Caiu em meu colo, por obra de grato acaso, entrevista com o Oscar Niemeyer, da revista Audi Magazine.
Deu uma certa satisfação em ver o velhinho, aos 101 anos, em plena lucidez, em lúcida coerência. Tanto que não resisti a reproduzir alguns excertos.
O tom, a mensagem geral que predomina por toda a entrevista é a insistência do arqui-arquiteto com a educação do jovem. Que só arquitetura não basta; ela não é suficiente para transformar socialmente o mundo em que vivemos.
"O jovem precisa saber que a vida é injusta, que é preciso lutar. A gente quer um homem mais fraternal."
"A arquitetura é o pretexto, mas o objetivo é levar ao jovem eterno, aos jovens de um modo geral, uma idéia de que é preciso refletir sobre o seu país."
"Os jovens têm que ler, e no Brasil leem pouco."
"Então o sujeito entra para a escola superior, ele quer ser um vencedor, só pensa na profissão. Sobre a vida, propriamente, que é mais importante que a arquitetura, ele não toma conhecimento. E sai para a vida como o especialista, despreparado para o mundo perverso que o espera."
"Por exemplo, aqui no escritório há cinco anos vem um sujeito falar sobre filosofia. Agora estamos conversando sobre o cosmos. Então, a gente sai da aula, às vezes, pequenino."
"- A gente não quer muito. A gente quer que o sujeito olhe os outros com..
- Como iguais?
- Com interesse."
"Eu sou contra a Bauhaus. Era uma burrice danada, era uma merda."
"O importante é o jovem ler - ler qualquer coisa. O sujeito acaba encontrando um caminho que ele queira."
"Brasília não tem uma praça que dê uma ideia da importância do país (...) Uma praça que você passa e não esquece mais. É uma burrice danada tombar uma cidade. (...) Se eles esttão tão interessados na ideia de que Brasília deve ser tombada, que se fodam."
"Eu prefiro fazer museu a uma casa. Existe coisa pior do que fazer uma residência? Como é que você vai lidar com um casal reacionário?"
"O reacionário é um pobre criativo, de mau gosto."
[Numa entrevista para a TV canadense, depois de todo o equipamento testado, a repórter inicia a conversa dizendo: "Aos 101 anos, o senhor...". Niemeyer interrompe a gravação]
"Começamos mal, pode desligar todos esses aparelhos aí. Essa história de 101 anos é tudo mentira. Tenho 65, vamos começar outra vez."
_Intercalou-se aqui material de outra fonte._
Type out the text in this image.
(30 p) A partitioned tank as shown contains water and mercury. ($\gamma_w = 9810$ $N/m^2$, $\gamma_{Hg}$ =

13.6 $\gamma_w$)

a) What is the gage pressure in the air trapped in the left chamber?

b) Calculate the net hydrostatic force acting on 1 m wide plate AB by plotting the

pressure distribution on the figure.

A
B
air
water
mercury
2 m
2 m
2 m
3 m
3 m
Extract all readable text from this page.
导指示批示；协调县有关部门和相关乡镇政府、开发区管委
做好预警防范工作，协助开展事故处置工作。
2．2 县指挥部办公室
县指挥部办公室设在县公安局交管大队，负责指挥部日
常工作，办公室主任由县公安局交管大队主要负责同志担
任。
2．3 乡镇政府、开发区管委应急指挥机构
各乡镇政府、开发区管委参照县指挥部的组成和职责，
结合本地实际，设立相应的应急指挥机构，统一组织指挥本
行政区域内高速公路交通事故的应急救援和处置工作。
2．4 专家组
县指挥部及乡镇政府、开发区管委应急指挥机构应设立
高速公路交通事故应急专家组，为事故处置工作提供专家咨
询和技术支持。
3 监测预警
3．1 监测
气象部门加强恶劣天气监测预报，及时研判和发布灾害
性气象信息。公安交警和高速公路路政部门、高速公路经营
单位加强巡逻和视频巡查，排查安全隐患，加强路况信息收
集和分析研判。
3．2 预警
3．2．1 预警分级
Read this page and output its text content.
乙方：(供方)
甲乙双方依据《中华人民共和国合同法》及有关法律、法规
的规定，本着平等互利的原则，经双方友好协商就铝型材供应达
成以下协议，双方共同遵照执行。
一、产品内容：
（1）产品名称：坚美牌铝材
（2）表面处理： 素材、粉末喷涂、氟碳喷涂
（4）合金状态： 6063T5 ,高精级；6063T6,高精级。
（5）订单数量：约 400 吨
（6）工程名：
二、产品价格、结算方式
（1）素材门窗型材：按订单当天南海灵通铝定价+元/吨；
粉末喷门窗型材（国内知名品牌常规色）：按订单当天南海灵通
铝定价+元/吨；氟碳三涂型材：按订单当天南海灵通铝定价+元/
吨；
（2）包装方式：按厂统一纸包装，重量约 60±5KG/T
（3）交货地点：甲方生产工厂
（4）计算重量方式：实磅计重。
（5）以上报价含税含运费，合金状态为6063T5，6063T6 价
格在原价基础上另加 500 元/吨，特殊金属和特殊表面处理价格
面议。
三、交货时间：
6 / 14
" Uma vez, um sujeito perguntou: ´Oscar, e a vida?´ Eu disse: ´A vida? Mulher do lado e seja o que Deus quiser!'. A mulher é fundamental, como dizia Darcy Ribeiro. Agora, a vida depende de chance. Eu tive chance. Outras pessoas não têm. Tem colega meu que não tem trabalho. Isso me incomoda, não é? Eu me lembro de João Saldanha, que vinha muito aqui. Ele dizia sempre: ´Eu não consigo seguir um caminho. Quero fazer uma coisa, o destino me leva para outro lado´. Enfim... De modo que o importante é a mulher do lado! E saber que nós não temos importância. Que o tempo é curto. Quando você sobrevive mais, você se despede demais das pessoas. A vida é uma merda [ri da blague], mas a gente tem de viver, não é?"
2 comentários:
Conheci o velhinho este ano. Impressionante a fragilidade do corpo e a força da imagem. Ele vem a Niterói toda quarta, Rubão, para acompanhar a construção do caminho Niemeyer.
De vez em quando, quando o vejo, tenho a nítida impressão de que Deus esqueceu dele por aqui.
Grande homenagem.
Abs
PS: O velho é foda, mas é chato, rs
Com 101 anos, imagino que alguém pode ser chato, se quiser, por direito adquirido.
Não sou exatamente fã ou admirador, mas respeito. Se encontrá-lo novamente, pede a ele um rabisco qualquer, autografado. Fala que é pra mim. E se o velho comunista cobrar alguma coisa, diga: Deus lhe pague.